Just like good company makes any meal better, good local products make savouring Ontario beef an even more enjoyable experience. For over 200 years, Brantview has been growing premium apples in St. George, Ontario. Today, they’ve embraced sustainable farming practices and offer pick-your-own-apples along with a year round farmers’ market and bakery. They also make deliciously refreshing Howell Road Ciders that not only go great with any cut of Ontario beef – they can also be used to make a tasty glaze for your ribs!
- 2 tablespoons vegetable oil
- 6 bone-in beef short ribs
- 2 tablespoons kosher salt, divided, plus more to taste
- 1 tablespoon ground black pepper, plus more to taste
- ¼ cup bbq sauce
- 1 teaspoon onion powder
- 4 large garlic cloves, peeled and finely chopped
- ¼ cup apple cider vinegar
- 2 cups Howell Road Cider Co. cider (any flavour, we recommend Flagship!)
- ¾ cup beef broth
- 1 tablespoon brown sugar
- 1 bay leaf
- Preheat the oven to 275°F. Heat the oil in a large Dutch oven over medium-high. Sprinkle short ribs evenly on all sides with 1 tablespoon of salt and some ground black pepper. Working in 2 batches, sear the short ribs, turning occasionally, until well-browned on all sides, about 10-15 minutes per batch. Carefully pour roughly 2 tablespoons of drippings from the pot between batches. Transfer the browned short ribs to a plate while continuing to brown the remaining short ribs.
- Brush the beef ribs with BBQ sauce and set aside.
- Pour out the excess fat from the Dutch oven, leaving about 2 tablespoons. Add the onion powder, garlic, and remaining 1 tablespoon of salt. Reduce the heat to medium, and cook, stirring occasionally and scraping bottom of pan to loosen the browned bits, until softened, 7 to 10 minutes.
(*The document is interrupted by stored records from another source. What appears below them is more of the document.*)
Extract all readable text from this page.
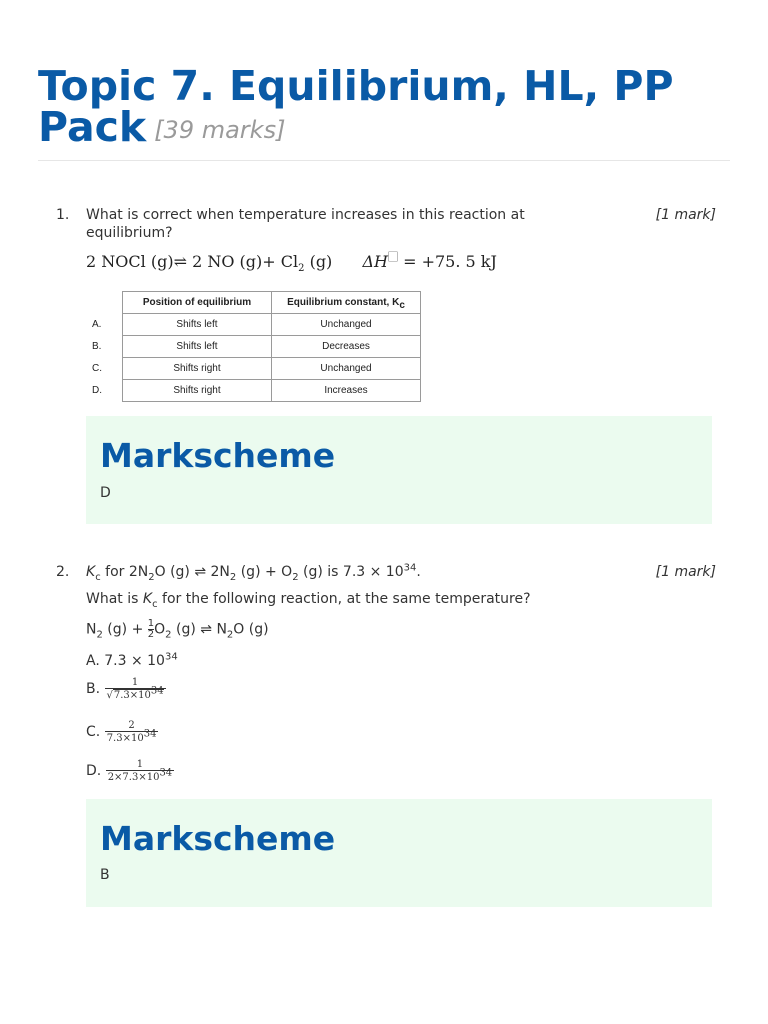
Topic 7. Equilibrium, HL, PP
Pack [39 marks]
1. What is correct when temperature increases in this reaction at equilibrium?
[1 mark]
2 NOCl (g)⇌ 2 NO $(g)+ Cl_2$ (g) ΔH⃞ = +75. 5 kJ
	Position of equilibrium	Equilibrium constant, $K_c$
A.	Shifts left	Unchanged
B.	Shifts left	Decreases
C.	Shifts right	Unchanged
D.	Shifts right	Increases
Markscheme
D
2. $K_c$ for $2N_2O$ (g) ⇌ $2N_2$ $(g) + O_2$ (g) is $7.3 \times 10^{34}$.	[1 mark]
What is $K_c$ for the following reaction, at the same temperature?
$N_2$ $(g) + \frac{1}{2} O_2$ (g) ⇌ $N_2O$ (g)
A. $7.3 \times 10^{34}$
B. $\frac{1}{√7.3\times 10^{34}}$
C. $\frac{2}{7.3\times 10^{34}}$
D. $\frac{1}{2\times 7.3\times 10^{34}}$
Markscheme
B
Add the vinegar and cook, stirring often, until liquid has almost completely evaporated, 2 to 3 minutes. Add the Howell Road Cider, broth, brown sugar and bay leaf. Carefully return the browned short ribs and any accumulated juices to the pan. Nestle them in, meaty side down into the liquid. Return to a simmer over medium-high, and cover.
- Transfer to the preheated oven, and braise until meat is tender and easily pierced with a paring knife, 2.5 hours. Remove the pot from the oven, and let the meat rest for 20 minutes in the juices.
- Transfer short ribs to a serving platter, and cover with aluminum foil to keep warm. Skim off and discard fat. Return Dutch oven to stovetop, and bring juices to a simmer over medium-high. Reduce heat to medium-low; gently simmer until braising liquid is slightly reduced and concentrated in flavor to taste, 10 to 15 minutes. Season with salt and pepper to taste. Pour the sauce over the beef ribs, serve and enjoy!
Cover and refrigerate for up to 2 days.